According to Zhang, sustainable construction will help address the challenges of China's rapid urbanization, including land shortages and traffic congestion. The materials and techniques used by Broad are "stable and as solid as a mountain" and will help "save the cities and save the Earth".

While there has been general concern expressed as to whether fast-paced construction may compromise safety, some industry experts have applauded Broad's initiative.

Antony Wood, executive director of the Council on Tall Buildings and Urban Habitat, which ranks the world's tallest structures, said his tour of the sleek T30 tower in Changsha reminded him of something from a James Bond movie. The seasoned, Chicago-based architect was wowed by Broad Group's well-managed job site and skilled work.

"To say I was impressed with the China Broad Group is something of an understatement," Wood wrote in an online post after his visit. He described the production lines that made the prefab materials as "real magic".

"The factories' assembly line showed the process to be remarkably simple in concept but, of course, highly complicated in delivery, since there can be virtually zero tolerance when bringing together major building elements on site," Wood noted.

Its sustainability philosophy has given Broad a high profile among international climate and environmental organizations.

The company is a member of the UK-based Climate Group, a nongovernmental organization that advocates action to address climate change, and of the United Nations Global Compact, a coalition of companies that emphasize social corporate responsibility.

Zhang received a Champions of the Earth award in 2011 from the UN Environment Programme.

In response to criticism over Broad's methods, Wang said: "Our goal goes beyond the conventional construction process. We focus on green development, and our buildings actually help solve the problems in energy and resource consumption that is generated by conventional construction.

"What we do has changed conventions in construction and even urban lifestyles. We aim to make everything environmentally sustainable."

Wang relocated from Broad's office in Henan province, central China, to lead the US operation less than two years ago.

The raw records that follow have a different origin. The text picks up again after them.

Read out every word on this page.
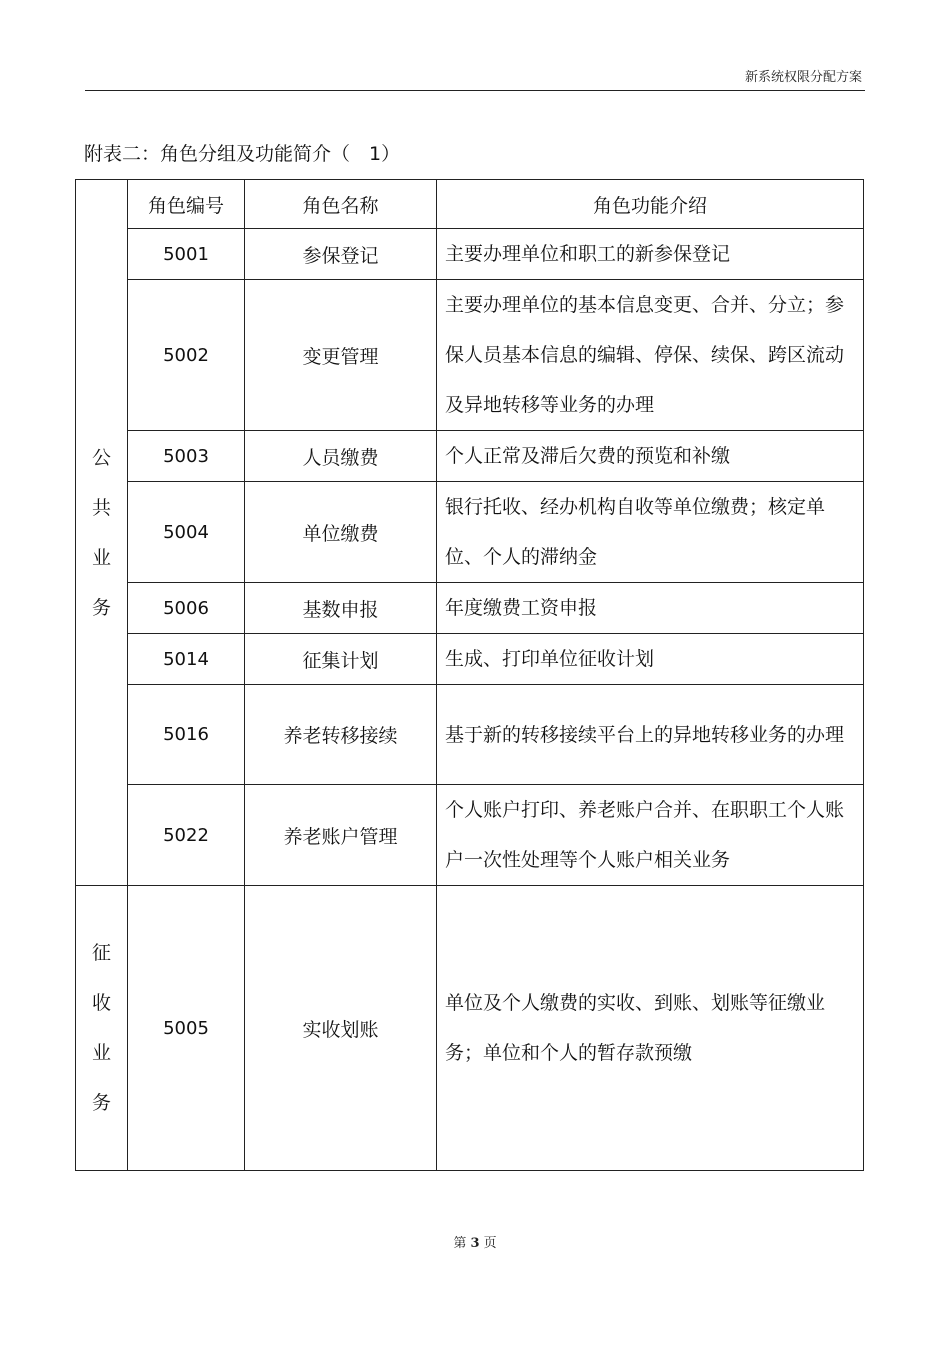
新系统权限分配方案
附表二：角色分组及功能简介（　1）
公
共
业
务	角色编号	角色名称	角色功能介绍
	5001	参保登记	主要办理单位和职工的新参保登记
	5002	变更管理	主要办理单位的基本信息变更、合并、分立；参保人员基本信息的编辑、停保、续保、跨区流动及异地转移等业务的办理
	5003	人员缴费	个人正常及滞后欠费的预览和补缴
	5004	单位缴费	银行托收、经办机构自收等单位缴费；核定单位、个人的滞纳金
	5006	基数申报	年度缴费工资申报
	5014	征集计划	生成、打印单位征收计划
	5016	养老转移接续	基于新的转移接续平台上的异地转移业务的办理
	5022	养老账户管理	个人账户打印、养老账户合并、在职职工个人账户一次性处理等个人账户相关业务

征
收
业
务	5005	实收划账	单位及个人缴费的实收、到账、划账等征缴业务；单位和个人的暂存款预缴
第 3 页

Now 42, the CEO leads about 20 employees at the New Jersey headquarters and a representative office in Los Angeles.

Broad USA was incorporated in New York in the 1990s and moved to New Jersey after its office in the World Trade Center was destroyed in the Sept 11, 2001, attacks.

The subsidiary is mainly a sales provider for Broad Group in the US, serving about 200 business customers that have bought its gas- or waste fuel-powered AC systems, contributing to $15 million in annual sales.

These clients, including Columbia and Princeton universities, appreciate the company's ideas in energy-saving and green development, Wang said.

"We are making changes and creating history in our innovation, and one day we want to be a good example and be remembered like inventors such as James Watt and the Wright brothers," he said.